Even more to the point: In a racing extravaganza built on breeder contributions, why are owners now being forced to subsidize other owners?

This shift in funding prompted a trade magazine, the Thoroughbred Times, to editorialize, “The way things are going, pretty soon, the Breeders’ Cup will have to be renamed the Owners’ and Breeders’ Cup. Such is the financial burden that owners of starters in the World Thoroughbred Championship are being asked to shoulder.”

Breeders’ Cup officials offered an explanation: “The purses were increased in the Juvenile and Mile to maintain the dominant position of the event and maintain that dominance in relation to other sporting events around the world.”

That position is understandable. When the Breeders’ Cup first broke over the world in 1984, with its seven races offering $1 million and more, there were only two other races in the universe that offered a million-dollar purse. They were the Arlington Million and the Hollywood Futurity.

Today, the million-dollar purse is, well, almost mundane. All over the globe, nations are running off million-dollar events every month. In fact, when the Times tallied it up, it found 60 races abroad with purses of $1 million or more, headed by the Dubai World Cup at $6 million.

The Japan Cup goes for $3.8 million, the Hong Kong Cup for $2.3 million, and Australia’s Doncaster Handicap for $2.4 million. All told, Australia, a thinly populated racing nation, has seven races annually above $1 million, including the Golden Slipper, the richest race for 2-year-olds in the world, for $1.8 million.

So Sydney’s Golden Slipper still carries more prize money than either of the Breeders’ Cup races for 2-year-old colts and 2-year-old fillies.

With that kind of foreign pressure, the Breeders’ Cup was in danger of losing its pre-eminence. It had to review its purse structure to keep its fiscal and aesthetic appeal current.

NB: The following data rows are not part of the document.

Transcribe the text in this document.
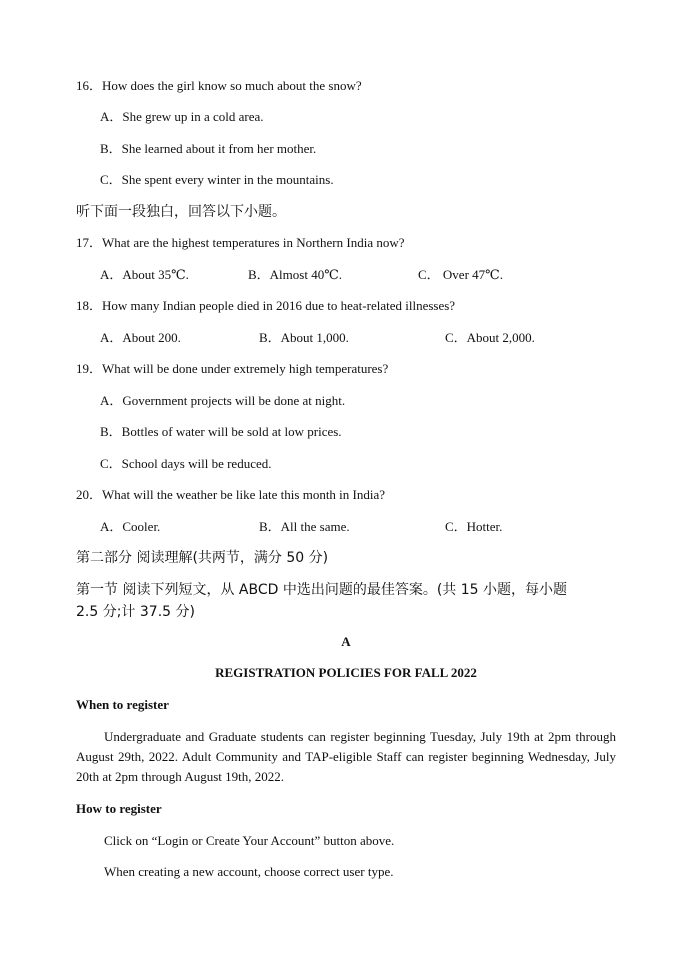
16．How does the girl know so much about the snow?
A．She grew up in a cold area.
B．She learned about it from her mother.
C．She spent every winter in the mountains.
听下面一段独白，回答以下小题。
17．What are the highest temperatures in Northern India now?
A．About 35℃.	B．Almost 40℃.	C． Over 47℃.
18．How many Indian people died in 2016 due to heat-related illnesses?
A．About 200.	B．About 1,000.	C．About 2,000.
19．What will be done under extremely high temperatures?
A．Government projects will be done at night.
B．Bottles of water will be sold at low prices.
C．School days will be reduced.
20．What will the weather be like late this month in India?
A．Cooler.	B．All the same.	C．Hotter.
第二部分 阅读理解(共两节，满分 50 分)
第一节 阅读下列短文，从 ABCD 中选出问题的最佳答案。(共 15 小题，每小题
2.5 分;计 37.5 分)
A
REGISTRATION POLICIES FOR FALL 2022
When to register
Undergraduate and Graduate students can register beginning Tuesday, July 19th at 2pm through August 29th, 2022. Adult Community and TAP-eligible Staff can register beginning Wednesday, July 20th at 2pm through August 19th, 2022.
How to register
Click on “Login or Create Your Account” button above.
When creating a new account, choose correct user type.
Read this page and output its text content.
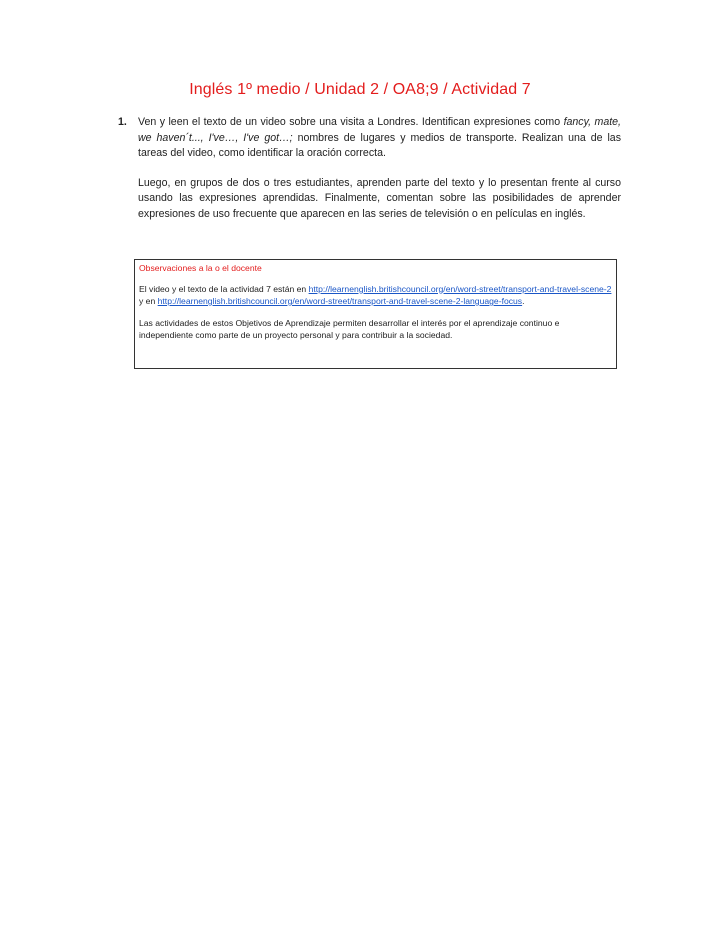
Inglés 1º medio / Unidad 2 / OA8;9 / Actividad 7
1. Ven y leen el texto de un video sobre una visita a Londres. Identifican expresiones como fancy, mate, we haven´t..., I've…, I've got…; nombres de lugares y medios de transporte. Realizan una de las tareas del video, como identificar la oración correcta.

Luego, en grupos de dos o tres estudiantes, aprenden parte del texto y lo presentan frente al curso usando las expresiones aprendidas. Finalmente, comentan sobre las posibilidades de aprender expresiones de uso frecuente que aparecen en las series de televisión o en películas en inglés.

Observaciones a la o el docente
El video y el texto de la actividad 7 están en http://learnenglish.britishcouncil.org/en/word-street/transport-and-travel-scene-2 y en http://learnenglish.britishcouncil.org/en/word-street/transport-and-travel-scene-2-language-focus.
Las actividades de estos Objetivos de Aprendizaje permiten desarrollar el interés por el aprendizaje continuo e independiente como parte de un proyecto personal y para contribuir a la sociedad.
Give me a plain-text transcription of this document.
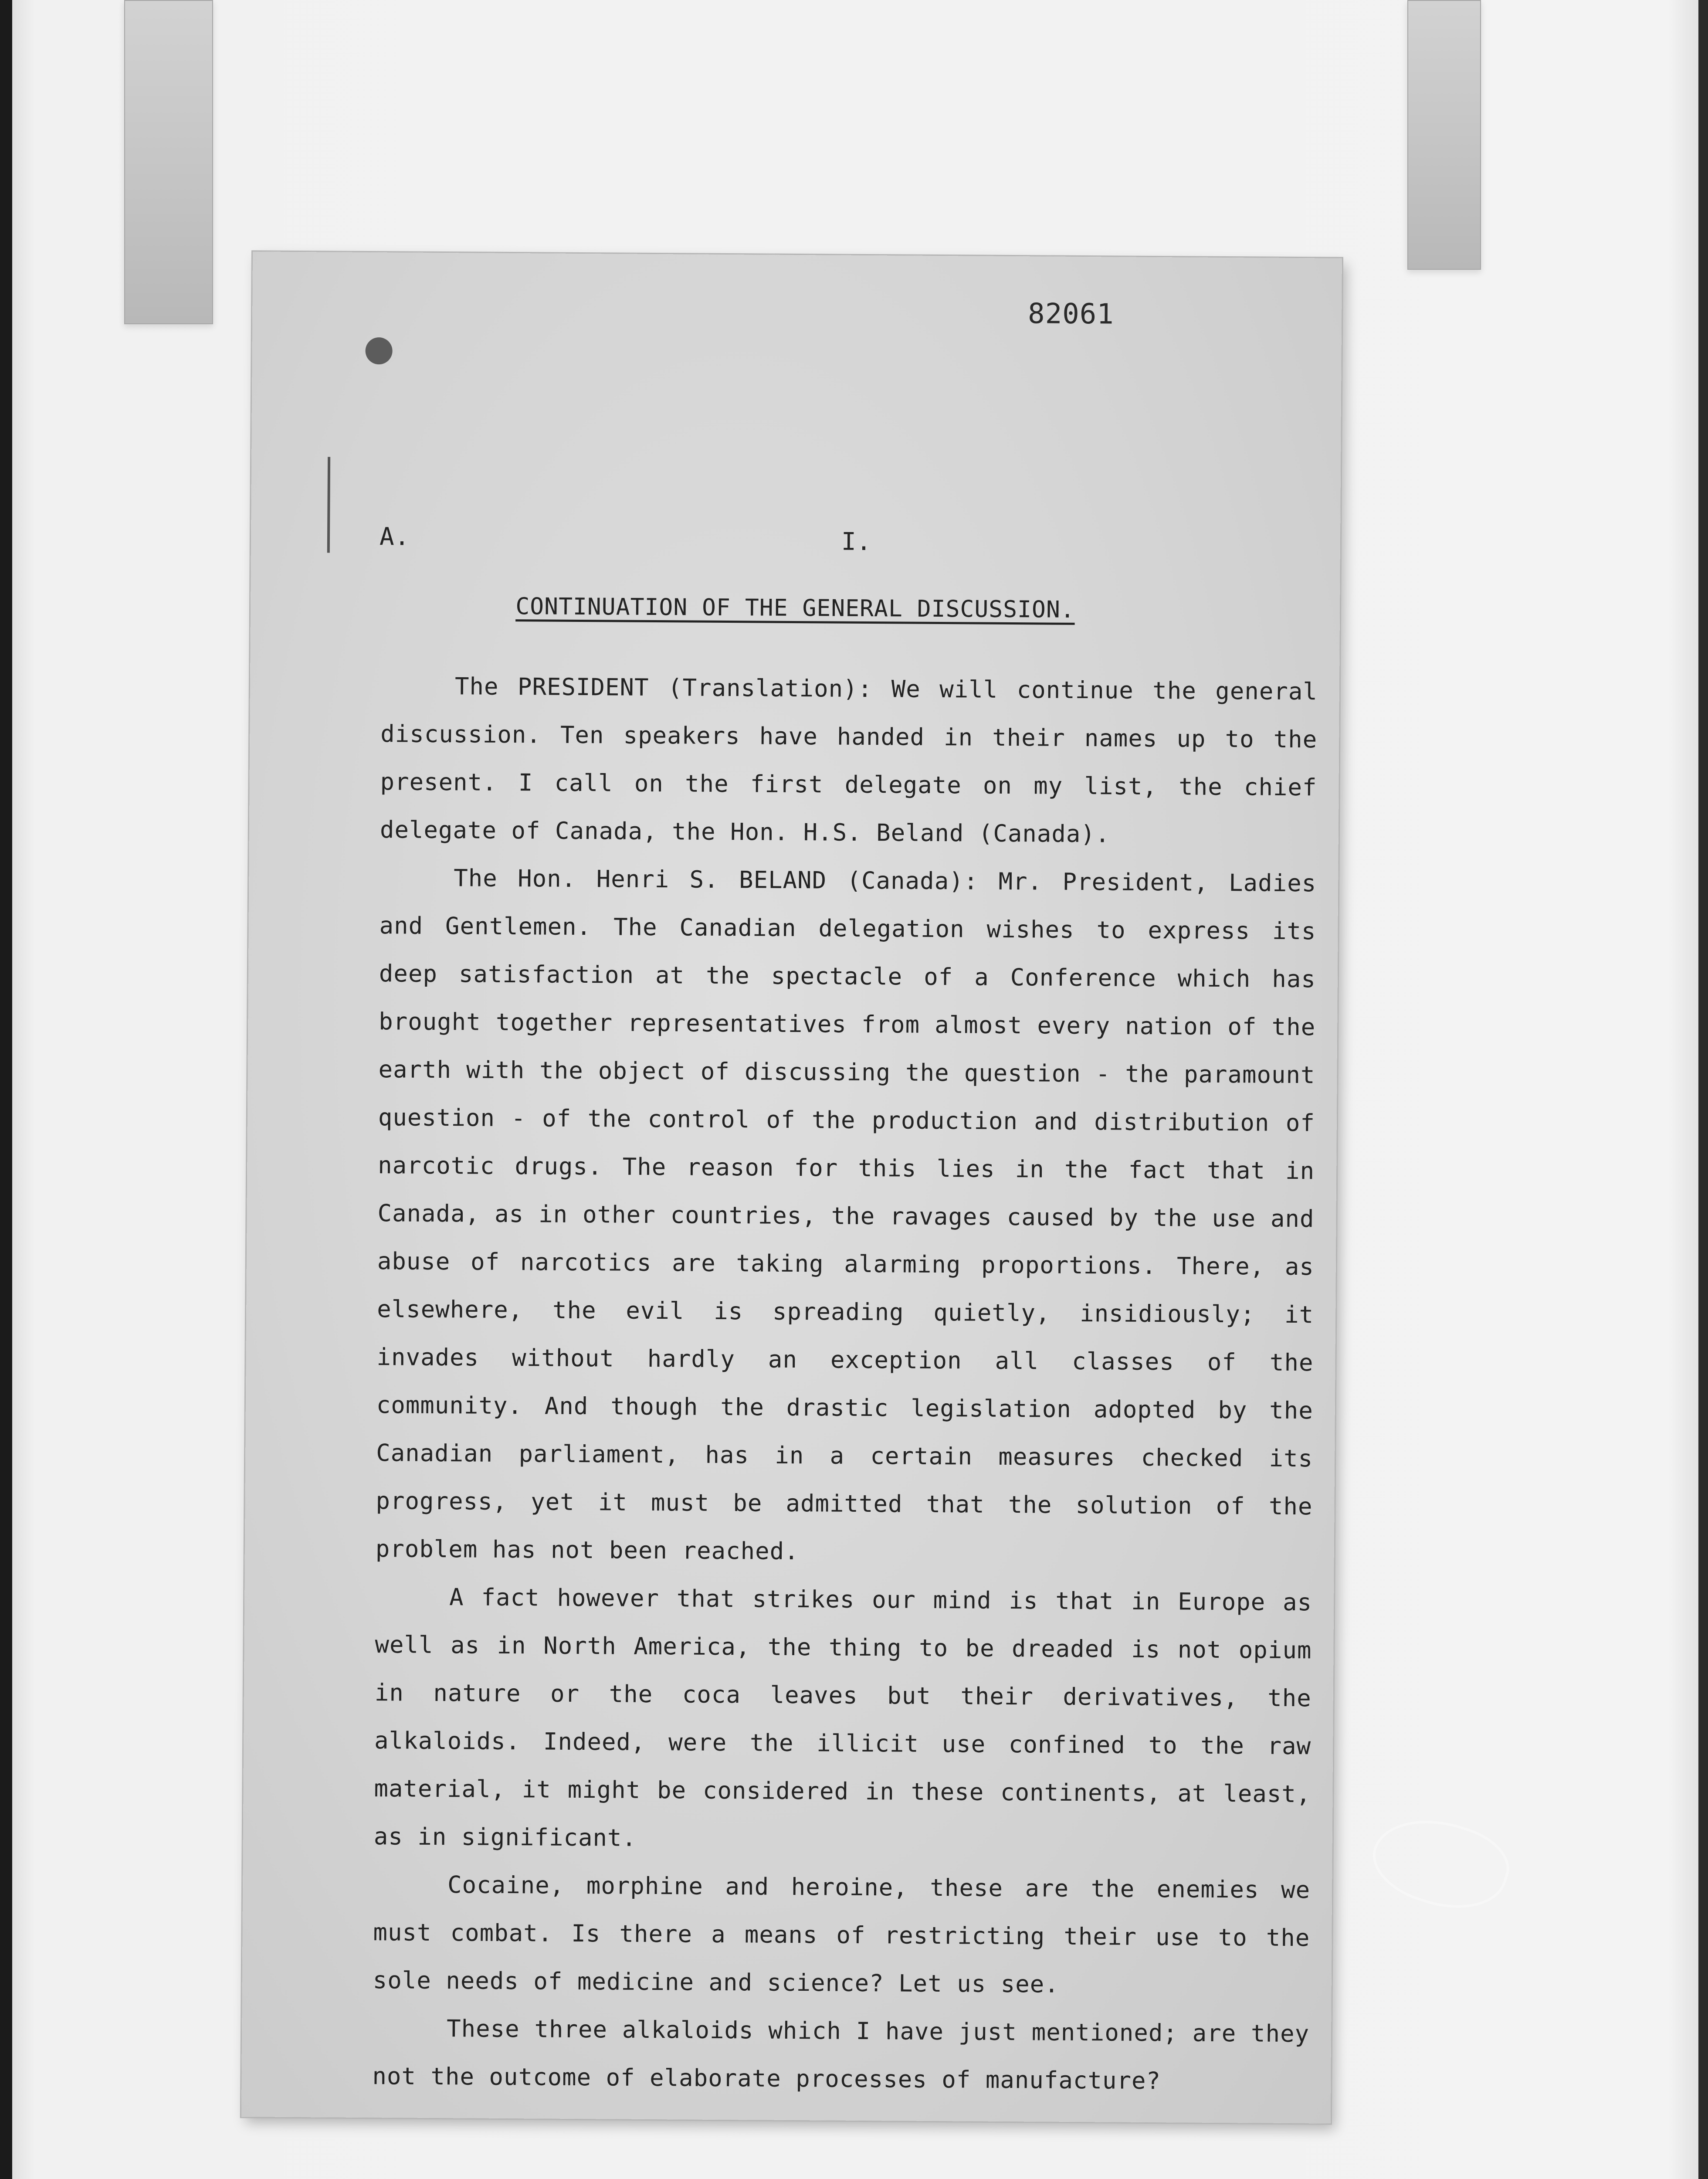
82061
A.	I.
CONTINUATION OF THE GENERAL DISCUSSION.

The PRESIDENT (Translation): We will continue the general discussion. Ten speakers have handed in their names up to the present. I call on the first delegate on my list, the chief delegate of Canada, the Hon. H.S. Beland (Canada).

The Hon. Henri S. BELAND (Canada): Mr. President, Ladies and Gentlemen. The Canadian delegation wishes to express its deep satisfaction at the spectacle of a Conference which has brought together representatives from almost every nation of the earth with the object of discussing the question - the paramount question - of the control of the production and distribution of narcotic drugs. The reason for this lies in the fact that in Canada, as in other countries, the ravages caused by the use and abuse of narcotics are taking alarming proportions. There, as elsewhere, the evil is spreading quietly, insidiously; it invades without hardly an exception all classes of the community. And though the drastic legislation adopted by the Canadian parliament, has in a certain measures checked its progress, yet it must be admitted that the solution of the problem has not been reached.

A fact however that strikes our mind is that in Europe as well as in North America, the thing to be dreaded is not opium in nature or the coca leaves but their derivatives, the alkaloids. Indeed, were the illicit use confined to the raw material, it might be considered in these continents, at least, as in significant.

Cocaine, morphine and heroine, these are the enemies we must combat. Is there a means of restricting their use to the sole needs of medicine and science? Let us see.

These three alkaloids which I have just mentioned; are they not the outcome of elaborate processes of manufacture?
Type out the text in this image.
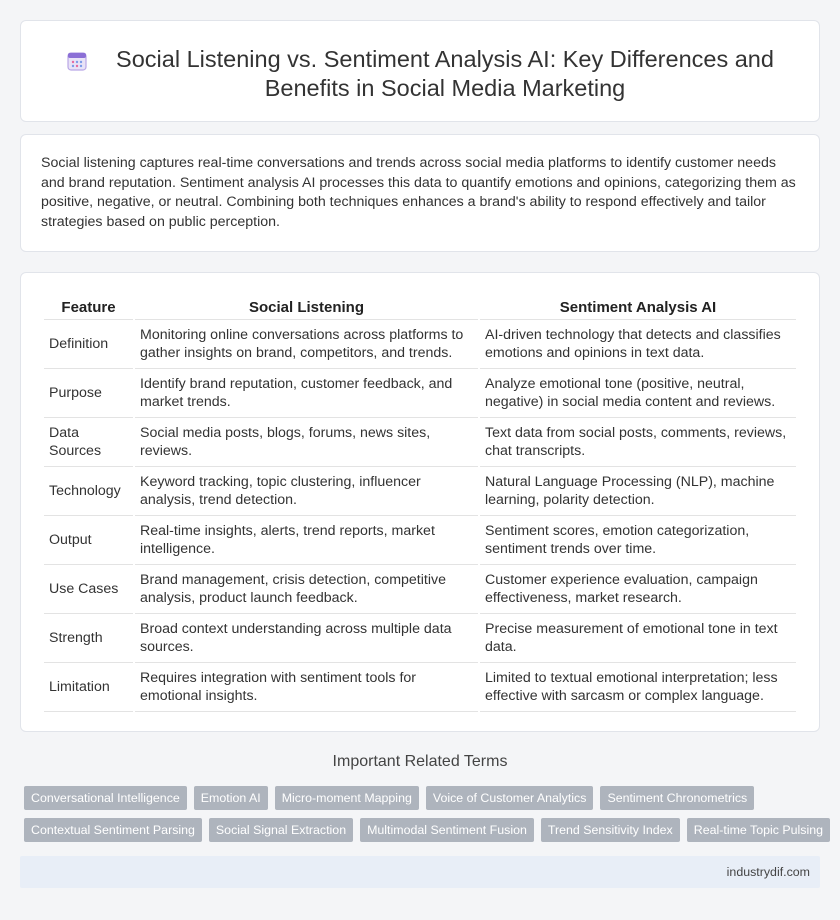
Social Listening vs. Sentiment Analysis AI: Key Differences and Benefits in Social Media Marketing

Social listening captures real-time conversations and trends across social media platforms to identify customer needs and brand reputation. Sentiment analysis AI processes this data to quantify emotions and opinions, categorizing them as positive, negative, or neutral. Combining both techniques enhances a brand's ability to respond effectively and tailor strategies based on public perception.

Feature	Social Listening	Sentiment Analysis AI
Definition	Monitoring online conversations across platforms to gather insights on brand, competitors, and trends.	AI-driven technology that detects and classifies emotions and opinions in text data.
Purpose	Identify brand reputation, customer feedback, and market trends.	Analyze emotional tone (positive, neutral, negative) in social media content and reviews.
Data Sources	Social media posts, blogs, forums, news sites, reviews.	Text data from social posts, comments, reviews, chat transcripts.
Technology	Keyword tracking, topic clustering, influencer analysis, trend detection.	Natural Language Processing (NLP), machine learning, polarity detection.
Output	Real-time insights, alerts, trend reports, market intelligence.	Sentiment scores, emotion categorization, sentiment trends over time.
Use Cases	Brand management, crisis detection, competitive analysis, product launch feedback.	Customer experience evaluation, campaign effectiveness, market research.
Strength	Broad context understanding across multiple data sources.	Precise measurement of emotional tone in text data.
Limitation	Requires integration with sentiment tools for emotional insights.	Limited to textual emotional interpretation; less effective with sarcasm or complex language.
Important Related Terms
Conversational Intelligence	Emotion AI	Micro-moment Mapping	Voice of Customer Analytics	Sentiment Chronometrics
Contextual Sentiment Parsing	Social Signal Extraction	Multimodal Sentiment Fusion	Trend Sensitivity Index	Real-time Topic Pulsing
industrydif.com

The debate is whether owners should pay the freight. It’s a very stiff ticket to have to pay $120,000 just to get your horse in the starting gate for the Classic. So stiff that Johnson, who won the Classic last year with Volponi, and Murray Johnson, who trains Perfect Drift, wondered whether it was worth paying that money to run.

Only when the Classic lost three of its potential superstars – Candy Ride, Mineshaft and Empire Maker – did Murray Johnson switch signals and decide to go in the Classic.

The Thoroughbred Times is worried: “At some point, the substantially higher entry fees will hurt both the size of the fields and their quality. This effect would run counter to the purpose of the Breeders’ Cup, which is to conduct the best races in the world with the best horses in the world.”

As a result, owners, instead of breeders, are being “taxed” to keep the Cup races competitive with foreign races. That, somehow, was not the original intent of the cup named for breeders.